Seketika niatnya urung dilakukan dan tetap duduk di tempatnya, saat dia melihat Ardi turun dari pintu kemudi dan bergegas menuju ke pintu sebelah kiri. Dengan penuh perhatian dan sikap melindungi, lelaki itu menyambut Alya turun dari mobil dengan menggendong Aura dalam dekapannya.


Ternyata kamu sudah ditemani lagi oleh dia. Pasti kamu sangat bahagia saat ini.
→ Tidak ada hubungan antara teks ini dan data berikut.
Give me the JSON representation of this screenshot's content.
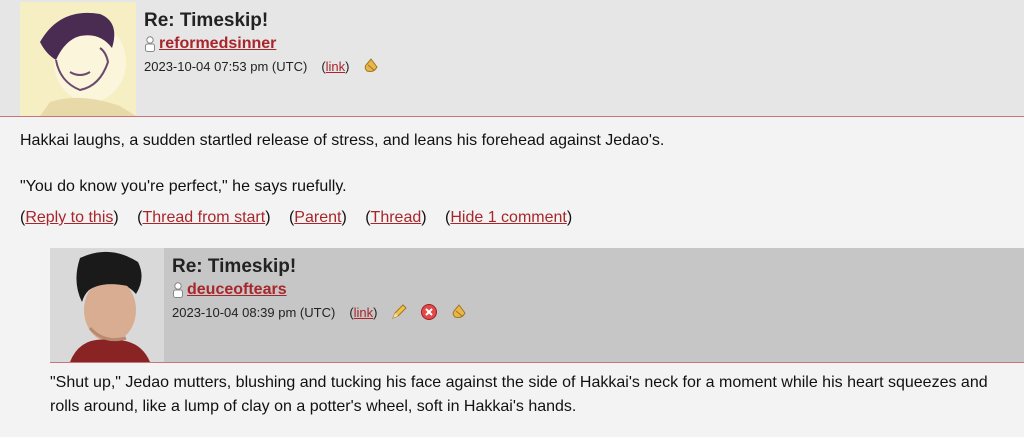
{
  "comments": [
    {
      "title": "Re: Timeskip!",
      "username": "reformedsinner",
      "timestamp": "2023-10-04 07:53 pm (UTC)",
      "link_label": "link",
      "icons": [
        "track-icon"
      ],
      "paragraphs": [
        "Hakkai laughs, a sudden startled release of stress, and leans his forehead against Jedao's.",
        "\"You do know you're perfect,\" he says ruefully."
      ],
      "actions": [
        "Reply to this",
        "Thread from start",
        "Parent",
        "Thread",
        "Hide 1 comment"
      ]
    },
    {
      "title": "Re: Timeskip!",
      "username": "deuceoftears",
      "timestamp": "2023-10-04 08:39 pm (UTC)",
      "link_label": "link",
      "icons": [
        "edit-icon",
        "delete-icon",
        "track-icon"
      ],
      "paragraphs": [
        "\"Shut up,\" Jedao mutters, blushing and tucking his face against the side of Hakkai's neck for a moment while his heart squeezes and rolls around, like a lump of clay on a potter's wheel, soft in Hakkai's hands."
      ]
    }
  ],
  "colors": {
    "accent": "#a8262b",
    "header1_bg": "#e6e6e6",
    "header2_bg": "#c6c6c6",
    "page_bg": "#f3f3f3"
  }
}
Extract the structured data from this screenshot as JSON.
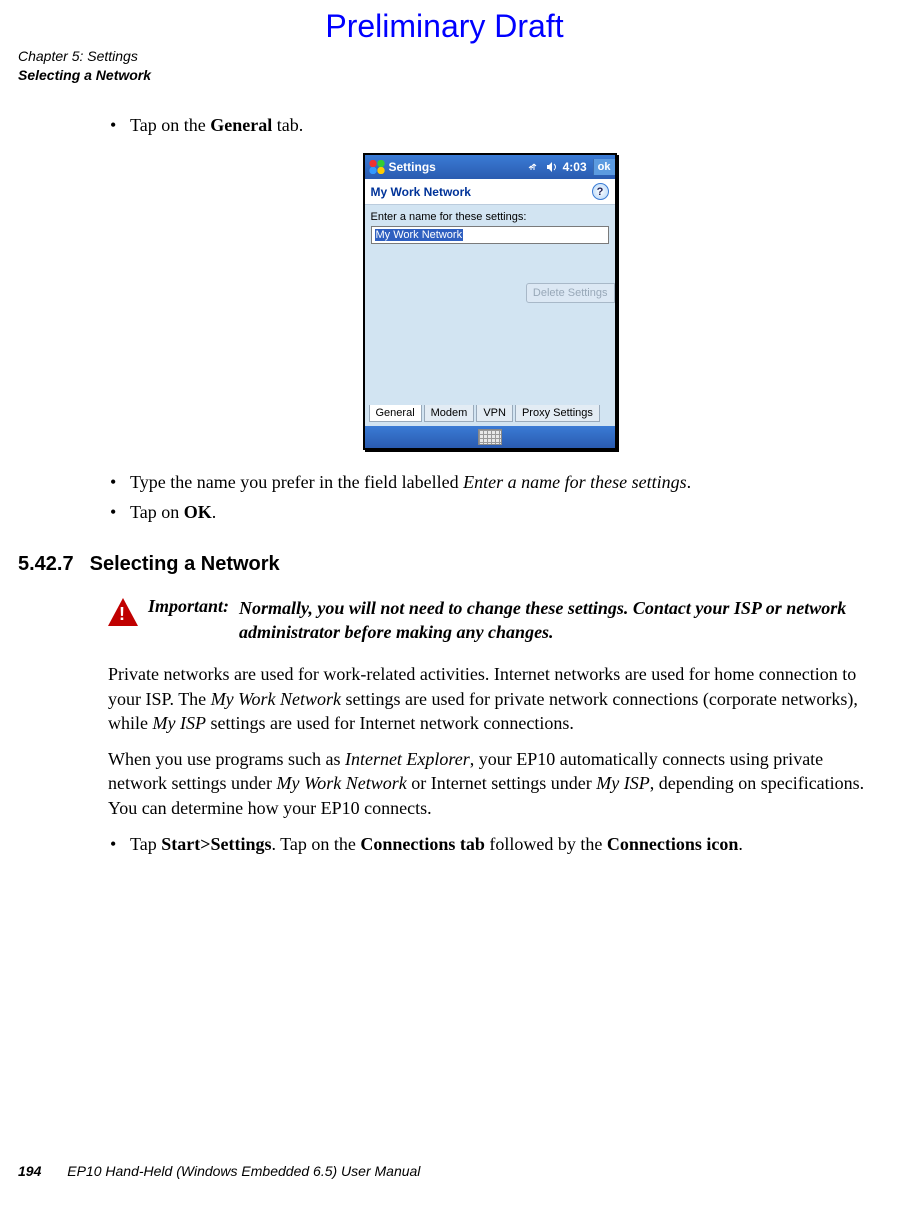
{
  "draft_header": "Preliminary Draft",
  "chapter": {
    "line1": "Chapter 5: Settings",
    "line2": "Selecting a Network"
  },
  "bullets1": {
    "b1_pre": "Tap on the ",
    "b1_bold": "General",
    "b1_post": " tab."
  },
  "device": {
    "title": "Settings",
    "time": "4:03",
    "ok": "ok",
    "subhead": "My Work Network",
    "help": "?",
    "label": "Enter a name for these settings:",
    "input": "My Work Network",
    "delete": "Delete Settings",
    "tabs": {
      "general": "General",
      "modem": "Modem",
      "vpn": "VPN",
      "proxy": "Proxy Settings"
    }
  },
  "bullets2": {
    "b2_pre": "Type the name you prefer in the field labelled ",
    "b2_italic": "Enter a name for these settings",
    "b2_post": ".",
    "b3_pre": "Tap on ",
    "b3_bold": "OK",
    "b3_post": "."
  },
  "section": {
    "num": "5.42.7",
    "title": "Selecting a Network"
  },
  "important": {
    "label": "Important:",
    "text": "Normally, you will not need to change these settings. Contact your ISP or network administrator before making any changes."
  },
  "p1": {
    "a": "Private networks are used for work-related activities. Internet networks are used for home connection to your ISP. The ",
    "i1": "My Work Network",
    "b": " settings are used for private network connec­tions (corporate networks), while ",
    "i2": "My ISP",
    "c": " settings are used for Internet network connections."
  },
  "p2": {
    "a": "When you use programs such as ",
    "i1": "Internet Explorer",
    "b": ", your EP10 automatically connects using private network settings under ",
    "i2": "My Work Network",
    "c": " or Internet settings under ",
    "i3": "My ISP",
    "d": ", depend­ing on specifications. You can determine how your EP10 connects."
  },
  "bullets3": {
    "pre": "Tap ",
    "b1": "Start>Settings",
    "mid1": ". Tap on the ",
    "b2": "Connections tab",
    "mid2": " followed by the ",
    "b3": "Connections icon",
    "post": "."
  },
  "footer": {
    "page": "194",
    "title": "EP10 Hand-Held (Windows Embedded 6.5) User Manual"
  }
}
Walaupun itu yang aku harapkan, tapi tetap saja aku merasakan sakit di hatiku.


Setelah Ardi mengunci pintu mobil, lelaki itu menjajari langkah Alya dan berjalan bersama memasuki lobi. Rendy menghela nafas kasar dan mulai menenangkan hatinya yang masih terasa bergemuruh.


Kalian sudah seperti keluarga kecil yang sangat bahagia. Di satu sisi aku bahagia karena melihat bahagiamu, tapi di sisi lain aku sedih karena akan kehilanganmu dari hari-hariku.


Rendy mencoba mengabaikan perasaannya. Dia tersenyum dan menata hati, lalu meyakinkan diri bahwa semua akan baik-baik saja setelah ini.


Keluar dari mobil dengan wajah tegak dan penuh senyuman, Rendy ingin menunjukkan bahwa dirinya tegar dan kuat. Dokter nan ramah dan bersahaja itu tetap menunjukkan pesonanya, meski di dalam hati masih setengah lara dan kecewa.


Aku harus ikhlas melepasnya dan menutup buku cerita harianku bersamanya. Cukup sampai di sini, sebelum nantinya akan semakin sulit bagiku untuk melupakan begitu banyak kenangan tentang dirinya.


.


.


.


"Aku sudah membawa hasil pemeriksaan darah dari laboratorium dua hari yang lalu, Al. Kata dokter, Aura tetap harus rutin menjalani transfusi darah agar kondisi tubuhnya tidak semakin menurun."


Alya menemani ayah dan anak itu ke ruang pemeriksaan dokter anak, sebelum menuju ke ruangannya sendiri.


"Al, pasienmu sudah menunggu. Pergilah ke ruanganmu dan mulailah bertugas. Biar Aura bersamaku menunggu panggilan masuk di sini."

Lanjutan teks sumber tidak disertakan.